The MacBook Pro is a nice machine - a 15-inch Mid 2012 Non-Retina - and the hardware is rather nice. I built the machine as a budget games system, something I could run emulated console games and some Windows exclusive titles on, and unfortunately it's the process of installing Windows that has proven extremely difficult. The computer itself is otherwise fine, but without Windows installed it otherwise serves no purpose, at least until I find an alternative use for it.
That would certainly be part of it, and I enjoyed technology a lot more around a decade or so ago, mainly because what was on offer then aligned with my own interests a lot more. I loved hacking around hardware and software to make computers do cool stuff, where watching the machine do something interesting was the end goal.
Computers have matured since then, security has become a major concern, features are thinned out in favour of ease of use, but the complexity has increased. While computers were often considered frustrating beasts in the 1980s and 1990s, someone knowledgeable enough could still navigate the maze and make it work. With modern technology it's now almost a random draw as to whether something will work. Something that worked before doesn't work a second time, or a common task fails for no apparent reason.

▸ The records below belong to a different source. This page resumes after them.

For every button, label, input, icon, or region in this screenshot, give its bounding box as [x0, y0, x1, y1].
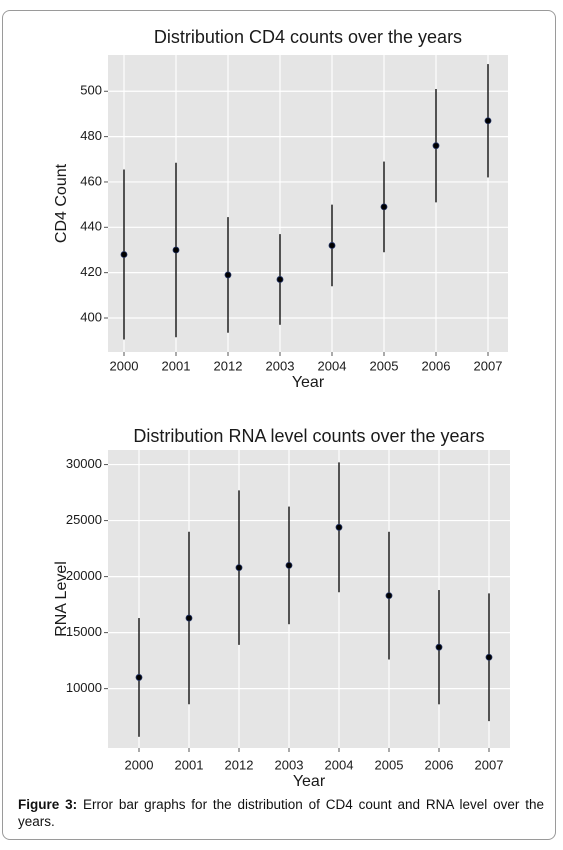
point: [224, 271, 232, 279]
point: [276, 276, 284, 283]
chart-title: Distribution RNA level counts over the y…: [133, 426, 484, 446]
y-tick-label: 10000: [66, 680, 102, 695]
y-tick-label: 440: [80, 219, 102, 234]
y-tick-label: 30000: [66, 456, 102, 471]
y-tick-label: 25000: [66, 512, 102, 527]
x-tick-label: 2007: [475, 757, 504, 772]
x-tick-label: 2003: [266, 358, 295, 373]
x-tick-label: 2003: [275, 757, 304, 772]
x-tick-label: 2001: [175, 757, 204, 772]
point: [385, 592, 393, 600]
caption-text: Error bar graphs for the distribution of…: [18, 797, 544, 829]
point: [185, 614, 193, 622]
x-tick-label: 2005: [375, 757, 404, 772]
x-tick-label: 2000: [110, 358, 139, 373]
point: [435, 643, 443, 651]
charts: Distribution CD4 counts over the years 40…: [53, 27, 510, 790]
x-tick-label: 2000: [125, 757, 154, 772]
figure-frame: [2, 10, 556, 840]
x-tick-label: 2006: [425, 757, 454, 772]
plot-background: [108, 55, 508, 352]
y-tick-label: 460: [80, 173, 102, 188]
point: [484, 117, 492, 125]
point: [335, 523, 343, 531]
x-tick-label: 2012: [214, 358, 243, 373]
point: [120, 251, 128, 258]
point: [135, 674, 143, 681]
y-axis-label: CD4 Count: [53, 163, 70, 243]
x-tick-label: 2007: [474, 358, 503, 373]
point: [235, 564, 243, 572]
point: [380, 203, 388, 211]
plot-background: [108, 450, 510, 748]
x-tick-label: 2004: [325, 757, 354, 772]
x-tick-label: 2012: [225, 757, 254, 772]
point: [432, 142, 440, 150]
x-axis-label: Year: [293, 773, 326, 790]
x-tick-label: 2006: [422, 358, 451, 373]
caption: Figure 3: Error bar graphs for the distr…: [18, 796, 544, 830]
caption-label: Figure 3:: [18, 797, 78, 812]
x-axis-label: Year: [292, 374, 325, 391]
y-tick-label: 420: [80, 264, 102, 279]
x-tick-label: 2001: [162, 358, 191, 373]
x-tick-label: 2005: [370, 358, 399, 373]
y-tick-label: 480: [80, 128, 102, 143]
y-tick-label: 500: [80, 83, 102, 98]
y-axis-label: RNA Level: [53, 561, 70, 637]
chart-title: Distribution CD4 counts over the years: [154, 27, 462, 47]
x-tick-label: 2004: [318, 358, 347, 373]
point: [172, 246, 180, 254]
point: [485, 653, 493, 661]
point: [328, 242, 336, 249]
y-tick-label: 15000: [66, 624, 102, 639]
point: [285, 561, 293, 569]
y-tick-label: 400: [80, 309, 102, 324]
y-tick-label: 20000: [66, 568, 102, 583]
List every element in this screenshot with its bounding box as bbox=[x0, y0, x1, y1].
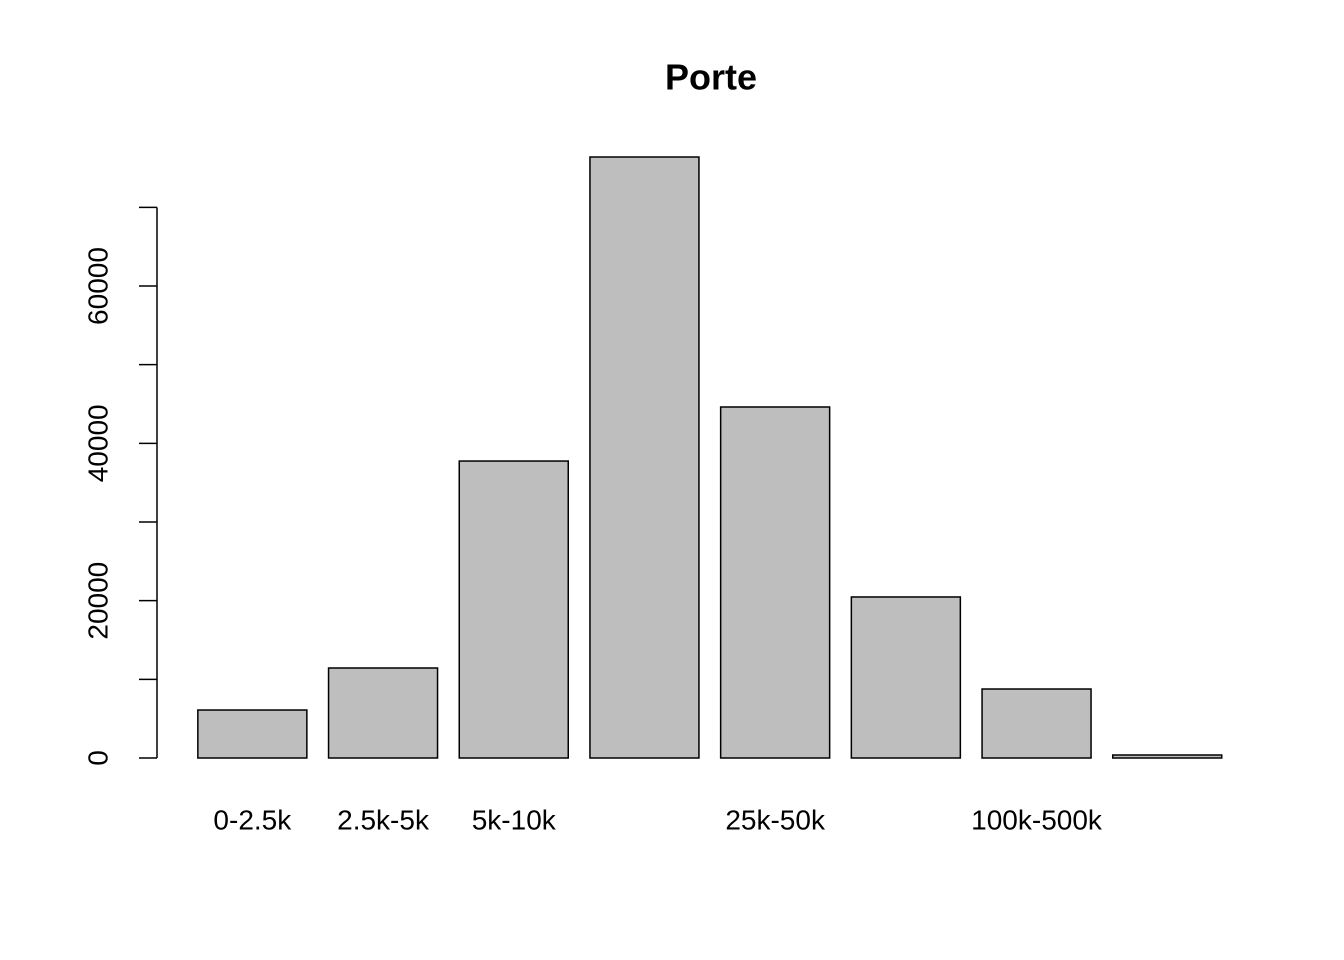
x-tick-label: 25k-50k bbox=[725, 804, 826, 835]
bar bbox=[197, 709, 308, 759]
bar bbox=[458, 460, 569, 759]
bar bbox=[981, 688, 1092, 759]
y-tick-label: 40000 bbox=[82, 404, 113, 482]
x-tick-label: 2.5k-5k bbox=[337, 804, 430, 835]
bar bbox=[589, 156, 700, 759]
chart-title: Porte bbox=[665, 57, 757, 98]
x-tick-label: 0-2.5k bbox=[213, 804, 292, 835]
bar bbox=[1112, 754, 1223, 759]
y-tick-label: 20000 bbox=[82, 562, 113, 640]
y-tick-label: 60000 bbox=[82, 247, 113, 325]
bar bbox=[719, 406, 831, 759]
bar bbox=[850, 596, 962, 759]
y-tick-label: 0 bbox=[82, 750, 113, 766]
x-tick-label: 5k-10k bbox=[472, 804, 557, 835]
bar bbox=[327, 667, 439, 759]
x-tick-label: 100k-500k bbox=[971, 804, 1103, 835]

One such example being my when notes disappeared from my iPhone without warning, removed from iCloud, and Apple support were unable to assist outside of the common "restart and pray" remedies. They reappeared a week later, as though nothing had ever happened. I disabled iCloud entirely after that.
Technology overall is incredible and I can appreciate the kind of conveniences and capabilities we now have that didn't exist before, but it also seems that the more technology becomes ingrained in our lives and culture, the more headaches and expenses we should come to expect when it doesn't work as expected. There's a point of diminishing returns where the modern conveniences of the "Internet of Things" don't counter the security concerns, vulnerabilities, bugs, connection issues and never ending software updates.

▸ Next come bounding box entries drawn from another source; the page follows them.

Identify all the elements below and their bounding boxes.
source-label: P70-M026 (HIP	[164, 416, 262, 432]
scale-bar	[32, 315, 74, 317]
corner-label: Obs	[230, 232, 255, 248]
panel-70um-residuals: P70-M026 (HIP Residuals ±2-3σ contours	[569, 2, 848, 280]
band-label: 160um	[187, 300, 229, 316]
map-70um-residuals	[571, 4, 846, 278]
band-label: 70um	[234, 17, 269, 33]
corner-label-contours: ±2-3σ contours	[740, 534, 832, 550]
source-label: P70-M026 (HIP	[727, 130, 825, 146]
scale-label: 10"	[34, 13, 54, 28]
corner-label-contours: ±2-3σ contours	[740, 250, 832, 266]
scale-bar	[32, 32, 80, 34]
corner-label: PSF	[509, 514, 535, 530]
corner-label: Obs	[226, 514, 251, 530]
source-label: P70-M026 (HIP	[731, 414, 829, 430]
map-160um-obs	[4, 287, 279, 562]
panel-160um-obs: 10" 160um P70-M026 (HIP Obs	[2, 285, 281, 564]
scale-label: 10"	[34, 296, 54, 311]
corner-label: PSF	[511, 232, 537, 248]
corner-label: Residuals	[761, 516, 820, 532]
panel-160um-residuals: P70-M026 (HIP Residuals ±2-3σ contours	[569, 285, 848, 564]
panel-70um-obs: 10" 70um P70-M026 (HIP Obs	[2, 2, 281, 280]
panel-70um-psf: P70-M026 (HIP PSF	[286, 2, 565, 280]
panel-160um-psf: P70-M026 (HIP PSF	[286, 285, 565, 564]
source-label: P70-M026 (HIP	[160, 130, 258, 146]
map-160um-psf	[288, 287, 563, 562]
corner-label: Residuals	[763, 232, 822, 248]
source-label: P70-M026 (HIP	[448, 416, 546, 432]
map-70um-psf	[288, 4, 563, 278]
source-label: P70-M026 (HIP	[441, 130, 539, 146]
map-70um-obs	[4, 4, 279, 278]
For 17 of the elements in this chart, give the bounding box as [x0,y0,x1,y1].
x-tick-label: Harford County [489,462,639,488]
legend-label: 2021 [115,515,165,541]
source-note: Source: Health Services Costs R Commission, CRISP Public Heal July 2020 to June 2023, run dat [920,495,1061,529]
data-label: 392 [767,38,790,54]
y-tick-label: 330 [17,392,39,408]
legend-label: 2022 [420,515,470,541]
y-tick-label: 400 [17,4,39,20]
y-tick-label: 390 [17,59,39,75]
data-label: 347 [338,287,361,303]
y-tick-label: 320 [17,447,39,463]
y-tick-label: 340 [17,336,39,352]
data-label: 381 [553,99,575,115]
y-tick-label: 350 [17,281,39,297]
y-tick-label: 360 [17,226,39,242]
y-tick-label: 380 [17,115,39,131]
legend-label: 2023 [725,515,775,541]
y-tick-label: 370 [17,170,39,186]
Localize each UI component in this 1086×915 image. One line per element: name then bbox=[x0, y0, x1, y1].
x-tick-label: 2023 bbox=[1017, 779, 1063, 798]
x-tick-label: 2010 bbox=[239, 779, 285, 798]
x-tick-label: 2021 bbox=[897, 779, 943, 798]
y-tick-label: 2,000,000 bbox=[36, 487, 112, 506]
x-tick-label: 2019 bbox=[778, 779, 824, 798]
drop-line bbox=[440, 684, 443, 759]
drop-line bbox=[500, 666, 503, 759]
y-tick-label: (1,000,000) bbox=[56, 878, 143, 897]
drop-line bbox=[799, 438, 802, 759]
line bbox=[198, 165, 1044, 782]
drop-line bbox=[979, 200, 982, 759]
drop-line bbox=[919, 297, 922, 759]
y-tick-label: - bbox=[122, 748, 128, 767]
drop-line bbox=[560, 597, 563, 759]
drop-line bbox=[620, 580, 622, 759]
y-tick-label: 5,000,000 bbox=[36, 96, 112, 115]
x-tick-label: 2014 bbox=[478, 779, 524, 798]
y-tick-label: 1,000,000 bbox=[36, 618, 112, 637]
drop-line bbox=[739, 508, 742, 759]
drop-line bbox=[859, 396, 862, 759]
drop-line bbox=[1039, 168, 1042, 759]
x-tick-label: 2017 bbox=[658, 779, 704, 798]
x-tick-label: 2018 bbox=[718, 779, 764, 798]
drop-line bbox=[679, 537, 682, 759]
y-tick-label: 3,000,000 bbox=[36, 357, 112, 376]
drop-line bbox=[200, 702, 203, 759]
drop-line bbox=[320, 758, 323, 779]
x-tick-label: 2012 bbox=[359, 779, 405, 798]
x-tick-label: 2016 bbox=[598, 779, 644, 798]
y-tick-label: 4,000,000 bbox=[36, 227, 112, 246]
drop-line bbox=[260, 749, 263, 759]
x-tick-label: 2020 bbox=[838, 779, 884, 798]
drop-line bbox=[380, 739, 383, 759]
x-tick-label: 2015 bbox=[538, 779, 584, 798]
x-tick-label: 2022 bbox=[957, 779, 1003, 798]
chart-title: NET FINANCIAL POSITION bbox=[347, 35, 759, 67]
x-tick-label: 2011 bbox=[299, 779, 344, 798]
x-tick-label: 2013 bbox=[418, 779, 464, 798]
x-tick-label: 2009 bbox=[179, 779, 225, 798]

This is essentially where I'm now at. Time to take a step back, shelve the computer for a while, put away the internet-connected salt shaker (Yay, double entendre!) and see if it could actually be beneficial to disconnect ones self - at least for a while.
A little experiment. Last Sunday I backed up my data, erased my MacBook Pro and MacBook Air, and shelved them. The only computers left in my workspace were my '86 IBM XT running DOS and my 27" iMac as a backup. Whenever I needed to access the internet, I had an iPad 2 running iOS 9.3.5.
The entire week, the iMac 27" wasn't powered on once, so count that one out. The IBM XT was a bit of fun, technology in its simplest form, and always a pleasure to play around with, but even it saw almost no use. Everything else was done on the iPad. Not the fastest little device, but enough to check the mail, read the news and watch some videos. No iCloud syncing, handoff or continuity, everything done on the local device.
Without a doubt the most relaxing week of technology use I've had in years. So effortless! But still connected enough to get things done. Sometimes the iPad would run out of memory or slow down, but a little patience and creative application management goes a long way.
I've since restored my MacBook Air, to manage the data and tasks that need a little more horsepower, but I'll continue to simplify, even on the MacBook where I could do away with at least half the applications and data I currently have.
Chances are I'll re-run the experiment from time to time whenever I need a break.